Le président du Niger Mohamed Bazoum, renversé par un coup d’Etat le 26 juillet et retenu depuis prisonnier, ne démissionne pas et est bien « décidé de se battre pour la sauvegarde de la démocratie », assure sa fille dans une lettre ouverte publiée dans le quotidien français Le Figaro. 
 
Dans ce courrier, Zazia Bazoum Mohamed, qui vit à Paris, demande la libération de son père, retenu séquestré au palais présidentiel, et le « rétablissement de l’ordre constitutionnel » au Niger. Elle rappelle que son père a été « démocratiquement élu », qu' »il est le choix du peuple », et estime qu’il « a su marquer les esprits positivement, autant sur le plan national qu’international ». « Il a fait de la lutte contre la corruption et la mauvaise gouvernance son principal combat », poursuit-elle, soulignant aussi les progrès sur le plan économique. 

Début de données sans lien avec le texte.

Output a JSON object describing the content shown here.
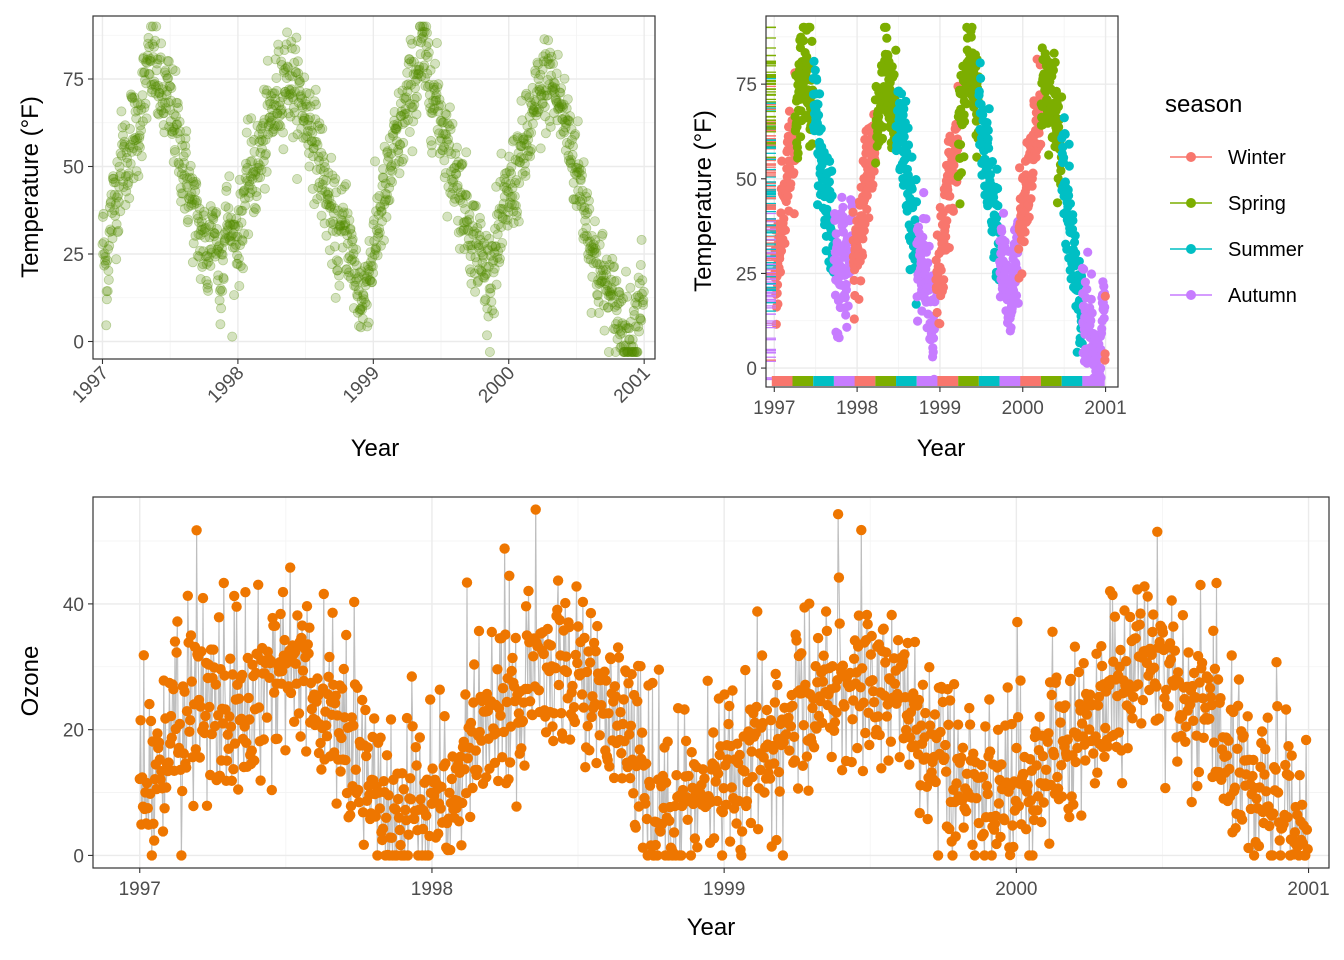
{
  "chart_data": [
    {
      "type": "scatter",
      "panel": "top-left",
      "title": "",
      "xlabel": "Year",
      "ylabel": "Temperature (°F)",
      "xlim": [
        1996.93,
        2001.08
      ],
      "ylim": [
        -5,
        93
      ],
      "x_ticks": [
        1997,
        1998,
        1999,
        2000,
        2001
      ],
      "x_tick_labels": [
        "1997",
        "1998",
        "1999",
        "2000",
        "2001"
      ],
      "x_tick_angle": 45,
      "y_ticks": [
        0,
        25,
        50,
        75
      ],
      "y_tick_labels": [
        "0",
        "25",
        "50",
        "75"
      ],
      "grid": true,
      "point_color": "#548B00",
      "point_alpha": 0.25,
      "series": [
        {
          "x": [
            1997.0,
            1997.03,
            1997.06,
            1997.09,
            1997.12,
            1997.15,
            1997.18,
            1997.21,
            1997.24,
            1997.27,
            1997.3,
            1997.33,
            1997.36,
            1997.39,
            1997.42,
            1997.45,
            1997.48,
            1997.51,
            1997.54,
            1997.57,
            1997.6,
            1997.63,
            1997.66,
            1997.69,
            1997.72,
            1997.75,
            1997.78,
            1997.81,
            1997.84,
            1997.87,
            1997.9,
            1997.93,
            1997.96,
            1997.99,
            1998.02,
            1998.05,
            1998.08,
            1998.11,
            1998.14,
            1998.17,
            1998.2,
            1998.23,
            1998.26,
            1998.29,
            1998.32,
            1998.35,
            1998.38,
            1998.41,
            1998.44,
            1998.47,
            1998.5,
            1998.53,
            1998.56,
            1998.59,
            1998.62,
            1998.65,
            1998.68,
            1998.71,
            1998.74,
            1998.77,
            1998.8,
            1998.83,
            1998.86,
            1998.89,
            1998.92,
            1998.95,
            1998.98,
            1999.01,
            1999.04,
            1999.07,
            1999.1,
            1999.13,
            1999.16,
            1999.19,
            1999.22,
            1999.25,
            1999.28,
            1999.31,
            1999.34,
            1999.37,
            1999.4,
            1999.43,
            1999.46,
            1999.49,
            1999.52,
            1999.55,
            1999.58,
            1999.61,
            1999.64,
            1999.67,
            1999.7,
            1999.73,
            1999.76,
            1999.79,
            1999.82,
            1999.85,
            1999.88,
            1999.91,
            1999.94,
            1999.97,
            2000.0,
            2000.03,
            2000.06,
            2000.09,
            2000.12,
            2000.15,
            2000.18,
            2000.21,
            2000.24,
            2000.27,
            2000.3,
            2000.33,
            2000.36,
            2000.39,
            2000.42,
            2000.45,
            2000.48,
            2000.51,
            2000.54,
            2000.57,
            2000.6,
            2000.63,
            2000.66,
            2000.69,
            2000.72,
            2000.75,
            2000.78,
            2000.81,
            2000.84,
            2000.87,
            2000.9,
            2000.93,
            2000.96,
            2000.99
          ],
          "y": [
            30,
            18,
            35,
            40,
            45,
            55,
            48,
            60,
            58,
            62,
            70,
            75,
            80,
            78,
            72,
            68,
            70,
            65,
            62,
            55,
            50,
            45,
            40,
            35,
            30,
            28,
            22,
            35,
            30,
            20,
            28,
            38,
            25,
            32,
            30,
            42,
            45,
            50,
            48,
            55,
            58,
            62,
            66,
            70,
            72,
            78,
            75,
            72,
            70,
            68,
            65,
            62,
            58,
            55,
            48,
            42,
            38,
            32,
            28,
            30,
            35,
            25,
            20,
            15,
            10,
            18,
            22,
            28,
            35,
            40,
            42,
            50,
            55,
            58,
            62,
            68,
            72,
            75,
            80,
            82,
            78,
            72,
            70,
            65,
            60,
            55,
            52,
            48,
            42,
            40,
            35,
            30,
            28,
            25,
            20,
            18,
            22,
            28,
            30,
            38,
            42,
            45,
            48,
            52,
            55,
            60,
            64,
            68,
            70,
            74,
            75,
            72,
            70,
            66,
            62,
            58,
            52,
            48,
            42,
            38,
            30,
            25,
            20,
            18,
            15,
            12,
            10,
            8,
            5,
            3,
            0,
            2,
            12,
            18
          ]
        }
      ]
    },
    {
      "type": "scatter",
      "panel": "top-right",
      "title": "",
      "xlabel": "Year",
      "ylabel": "Temperature (°F)",
      "xlim": [
        1996.9,
        2001.15
      ],
      "ylim": [
        -5,
        93
      ],
      "x_ticks": [
        1997,
        1998,
        1999,
        2000,
        2001
      ],
      "x_tick_labels": [
        "1997",
        "1998",
        "1999",
        "2000",
        "2001"
      ],
      "y_ticks": [
        0,
        25,
        50,
        75
      ],
      "y_tick_labels": [
        "0",
        "25",
        "50",
        "75"
      ],
      "grid": true,
      "rug": true,
      "legend": {
        "title": "season",
        "position": "right",
        "entries": [
          {
            "label": "Winter",
            "color": "#F8766D"
          },
          {
            "label": "Spring",
            "color": "#7CAE00"
          },
          {
            "label": "Summer",
            "color": "#00BFC4"
          },
          {
            "label": "Autumn",
            "color": "#C77CFF"
          }
        ]
      },
      "series": [
        {
          "name": "Winter",
          "color": "#F8766D",
          "ranges": [
            [
              1996.97,
              1997.25
            ],
            [
              1997.95,
              1998.22
            ],
            [
              1998.95,
              1999.22
            ],
            [
              1999.95,
              2000.22
            ]
          ]
        },
        {
          "name": "Spring",
          "color": "#7CAE00",
          "ranges": [
            [
              1997.22,
              1997.47
            ],
            [
              1998.22,
              1998.47
            ],
            [
              1999.22,
              1999.47
            ],
            [
              2000.22,
              2000.47
            ]
          ]
        },
        {
          "name": "Summer",
          "color": "#00BFC4",
          "ranges": [
            [
              1997.47,
              1997.72
            ],
            [
              1998.47,
              1998.72
            ],
            [
              1999.47,
              1999.72
            ],
            [
              2000.47,
              2000.72
            ]
          ]
        },
        {
          "name": "Autumn",
          "color": "#C77CFF",
          "ranges": [
            [
              1997.72,
              1997.97
            ],
            [
              1998.72,
              1998.97
            ],
            [
              1999.72,
              1999.97
            ],
            [
              2000.72,
              2000.99
            ]
          ]
        }
      ]
    },
    {
      "type": "scatter",
      "panel": "bottom",
      "title": "",
      "xlabel": "Year",
      "ylabel": "Ozone",
      "xlim": [
        1996.84,
        2001.07
      ],
      "ylim": [
        -2,
        57
      ],
      "x_ticks": [
        1997,
        1998,
        1999,
        2000,
        2001
      ],
      "x_tick_labels": [
        "1997",
        "1998",
        "1999",
        "2000",
        "2001"
      ],
      "y_ticks": [
        0,
        20,
        40
      ],
      "y_tick_labels": [
        "0",
        "20",
        "40"
      ],
      "grid": true,
      "point_color": "#EE7600",
      "segment_color": "#BEBEBE",
      "series": [
        {
          "x": [
            1997.0,
            1997.05,
            1997.1,
            1997.15,
            1997.2,
            1997.25,
            1997.3,
            1997.35,
            1997.4,
            1997.45,
            1997.5,
            1997.55,
            1997.6,
            1997.65,
            1997.7,
            1997.75,
            1997.8,
            1997.85,
            1997.9,
            1997.95,
            1998.0,
            1998.05,
            1998.1,
            1998.15,
            1998.2,
            1998.25,
            1998.3,
            1998.35,
            1998.4,
            1998.45,
            1998.5,
            1998.55,
            1998.6,
            1998.65,
            1998.7,
            1998.75,
            1998.8,
            1998.85,
            1998.9,
            1998.95,
            1999.0,
            1999.05,
            1999.1,
            1999.15,
            1999.2,
            1999.25,
            1999.3,
            1999.35,
            1999.4,
            1999.45,
            1999.5,
            1999.55,
            1999.6,
            1999.65,
            1999.7,
            1999.75,
            1999.8,
            1999.85,
            1999.9,
            1999.95,
            2000.0,
            2000.05,
            2000.1,
            2000.15,
            2000.2,
            2000.25,
            2000.3,
            2000.35,
            2000.4,
            2000.45,
            2000.5,
            2000.55,
            2000.6,
            2000.65,
            2000.7,
            2000.75,
            2000.8,
            2000.85,
            2000.9,
            2000.95,
            2000.99
          ],
          "y": [
            8,
            12,
            15,
            18,
            22,
            24,
            20,
            25,
            27,
            28,
            32,
            30,
            26,
            22,
            18,
            14,
            9,
            7,
            6,
            7,
            6,
            8,
            12,
            18,
            22,
            25,
            27,
            28,
            30,
            31,
            30,
            28,
            25,
            20,
            14,
            10,
            8,
            7,
            8,
            9,
            10,
            12,
            15,
            18,
            20,
            22,
            24,
            26,
            28,
            30,
            29,
            28,
            26,
            22,
            18,
            14,
            12,
            11,
            10,
            10,
            11,
            12,
            14,
            16,
            19,
            22,
            24,
            26,
            28,
            30,
            28,
            26,
            24,
            22,
            18,
            14,
            11,
            9,
            7,
            6,
            8
          ]
        }
      ]
    }
  ]
}
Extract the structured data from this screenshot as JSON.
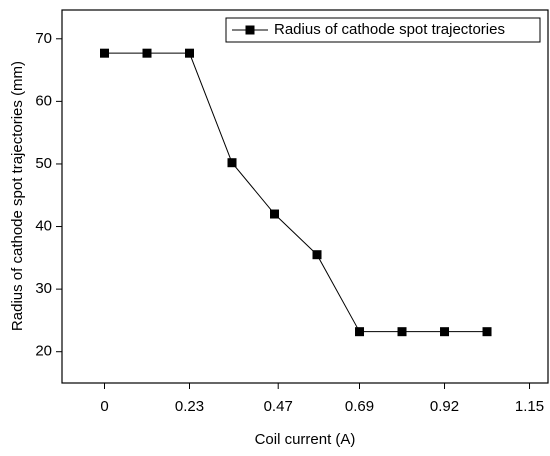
{
  "chart_data": {
    "type": "line",
    "x_label": "Coil current (A)",
    "y_label": "Radius of cathode spot trajectories (mm)",
    "x": [
      0,
      0.115,
      0.23,
      0.345,
      0.46,
      0.575,
      0.69,
      0.805,
      0.92,
      1.035
    ],
    "series": [
      {
        "name": "Radius of cathode spot trajectories",
        "color": "#000000",
        "values": [
          67.7,
          67.7,
          67.7,
          50.2,
          42.0,
          35.5,
          23.2,
          23.2,
          23.2,
          23.2
        ]
      }
    ],
    "xlim": [
      -0.115,
      1.2
    ],
    "xticks": [
      0,
      0.23,
      0.47,
      0.69,
      0.92,
      1.15
    ],
    "ylim": [
      15,
      74.6
    ],
    "yticks": [
      20,
      30,
      40,
      50,
      60,
      70
    ],
    "legend": "upper right",
    "grid": false
  }
}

Aujourd’hui, pris en otage avec sa famille, il ne démissionne pas car il tient aux valeurs démocratiques et a toujours combattu les régimes militaires », ajoute-t-elle. « Il se bat et se sacrifie pour l’avenir de notre cher pays, le Niger, pour le Sahel et pour toute l’Afrique de l’Ouest ». 
 
Elle souligne que son père aurait pu abandonner, « épargner cette souffrance » à sa famille et « trouver un poste important à l’international ». « Mais il a décidé de se battre pour la sauvegarde de la démocratie au Niger ». Les militaires qui ont renversé le président Bazoum, élu en 2021, ont principalement justifié leur coup d’Etat par la « dégradation de la situation sécuritaire ». Sa fille dénonce des arguments « totalement fallacieux ». 
 
 « Toutes les attaques terroristes dénoncées par les preneurs d’otage ont eu lieu avant que mon père ne soit président et, mieux, tous les preneurs d’otages et leurs complices faisaient déjà partie du système qu’ils dénoncent », écrit-elle. De plus, souligne-t-elle, « depuis qu’ils ont pris en otage mon pays, nous assistons avec impuissance et tristesse à une hausse inquiétante d’attaques terroristes: plus de sept attaques en trois semaines avec de nombreux morts ».
 
 La sortie de crise est difficile alors que les pays de la Communauté économique des Etats d’Afrique de l’Ouest (Cedeao) exigent le rétablissement dans ses fonctions de Mohamed Bazoum et sa libération immédiate, ce que les militaires refusent. 
 
La Cedeao a agité la menace d’une intervention militaire mais privilégie la voie diplomatique, sans résultat jusqu’à présent. « Cette injustice contre ma famille et contre le Niger me pousse à me demander s’il n’y a pas un lien avec le fait que le Niger devait devenir dans trois mois un pays exportateur de pétrole », estime Zazia Bazoum Mohamed. 
 
Selon elle, « les preneurs d’otages et leurs complices savent que personne ne profitera de façon personnelle de la manne pétrolière » avec son père à la tête du pays. Mohamed Bazoum « veillera toujours à ce que cette richesse bénéficie au peuple nigérien et non à une élite qui se croit supérieure aux Nigériens », assure-t-elle.